Segovia

oder auch: die Prinzessin

Eine Stute also!!!

Wie konnte denn das passieren? Nicht, das ich grundsätzlich keine Stuten mag - aber eine eigene? Hätte mir das jemand vor zwei Jahren erklärt.... naja, ich hätte seinen  Geisteszustand bemängelt.

Aber jetzt ist sie meine. Und ich kann nicht mehr aufhören zu grinsen.

 

Unsere gemeinsame Geschicht beginnt an einem Herbsttag auf Gotland.

Ich war gerade ein paar Wochen in Schweden und habe mit ihr Ende September 2012 das letzte, mir damals noch fehlende Trainingspferd, übernommen.

 

Hanna hatte mich vorgewarnt! Die Stute hatte seit ihrem 3. Lebensjahr bereits eine lange Kranken- und Leidensgeschichte hinter sich. Letztendlich war sie auf Ekeskogs angekommen und sollte hier ihre letzte Chance bekommen.

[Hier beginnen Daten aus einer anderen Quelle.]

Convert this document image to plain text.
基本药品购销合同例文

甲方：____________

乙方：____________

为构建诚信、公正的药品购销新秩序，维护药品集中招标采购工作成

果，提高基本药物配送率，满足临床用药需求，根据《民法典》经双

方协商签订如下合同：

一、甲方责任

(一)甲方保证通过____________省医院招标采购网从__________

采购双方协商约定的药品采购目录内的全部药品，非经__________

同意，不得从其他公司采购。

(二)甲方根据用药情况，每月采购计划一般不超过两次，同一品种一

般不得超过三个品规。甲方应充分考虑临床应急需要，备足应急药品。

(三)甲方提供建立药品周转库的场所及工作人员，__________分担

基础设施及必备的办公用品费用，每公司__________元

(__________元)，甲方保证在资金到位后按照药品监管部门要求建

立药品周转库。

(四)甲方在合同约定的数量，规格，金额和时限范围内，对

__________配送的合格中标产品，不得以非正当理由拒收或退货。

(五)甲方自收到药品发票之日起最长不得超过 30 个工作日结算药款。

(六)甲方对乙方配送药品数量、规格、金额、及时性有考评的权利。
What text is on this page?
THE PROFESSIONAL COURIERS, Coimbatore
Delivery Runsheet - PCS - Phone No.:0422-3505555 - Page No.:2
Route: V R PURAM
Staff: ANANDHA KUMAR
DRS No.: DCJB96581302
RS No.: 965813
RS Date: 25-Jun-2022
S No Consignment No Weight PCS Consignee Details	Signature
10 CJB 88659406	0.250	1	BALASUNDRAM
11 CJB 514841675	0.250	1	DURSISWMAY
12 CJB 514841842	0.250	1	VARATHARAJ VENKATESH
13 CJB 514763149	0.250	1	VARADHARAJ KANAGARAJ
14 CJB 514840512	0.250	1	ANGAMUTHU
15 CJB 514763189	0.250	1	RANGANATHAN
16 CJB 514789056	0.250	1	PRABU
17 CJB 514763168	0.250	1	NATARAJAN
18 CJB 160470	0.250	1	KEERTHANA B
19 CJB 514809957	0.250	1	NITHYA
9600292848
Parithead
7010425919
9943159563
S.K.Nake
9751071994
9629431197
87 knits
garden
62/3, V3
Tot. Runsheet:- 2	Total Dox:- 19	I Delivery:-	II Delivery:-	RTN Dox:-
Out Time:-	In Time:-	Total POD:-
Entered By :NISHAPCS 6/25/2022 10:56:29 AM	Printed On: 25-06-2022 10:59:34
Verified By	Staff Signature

Wunderte mich gar nicht mehr - das war schliesslich so ziemlich die Geschichte von jedem Pferd hier auf der Anlage. Am Ende des Tages waren zwar einige eine Herausforderung, aber gar nichts ist unmöglich.

 

Bei ihr war das anders. Die ersten Tage und Wochen war ich mit meinem Ausbilderlatein wirklich am Ende der Möglichkeiten angekommen. Seit vielen Jahren unter chronischen Rehen leidend, hatte sie ebenfalls EMS entwickelt. Ich nehme an, die jahrelangen Schmerzen und die Unbeweglichkeit im eigenen Körper haben dazu geführt, dass sie auch psychisch dicht gemacht hat und eher wie eine Maschine funktioniert hat.

 

Das wir auch keine wirklichen taktklaren Grundgangarten hatten, hat das die Ausbildung nicht unbedingt erleichtert.

Nach vielem herumexperimentieren haben wir eine Ebene gefunden, auf der das Pferd sich einigermaßen wie ein Pferd bewegen konnte.

 

Und dann ging es bergauf.

Mit der körperlichen Beweglichkeit kam auch die geistige. Trotzdem dauerte es noch Wochen, bis sie mich das erste Mal angeschaut hat.

 

Naja, was soll ich sagen? Als sie es dann getan hat, war ich sofort und auf der Stelle verloren. Aber sowas von...

Das Wichtigste, was sie bis dahin gelernt hatte, war also: Wenn man die Frau nett anblinzelt, dann kriegt die ganz weiche Knie ;-)

 

Das kann sie auch jetzt noch - in Perfektion.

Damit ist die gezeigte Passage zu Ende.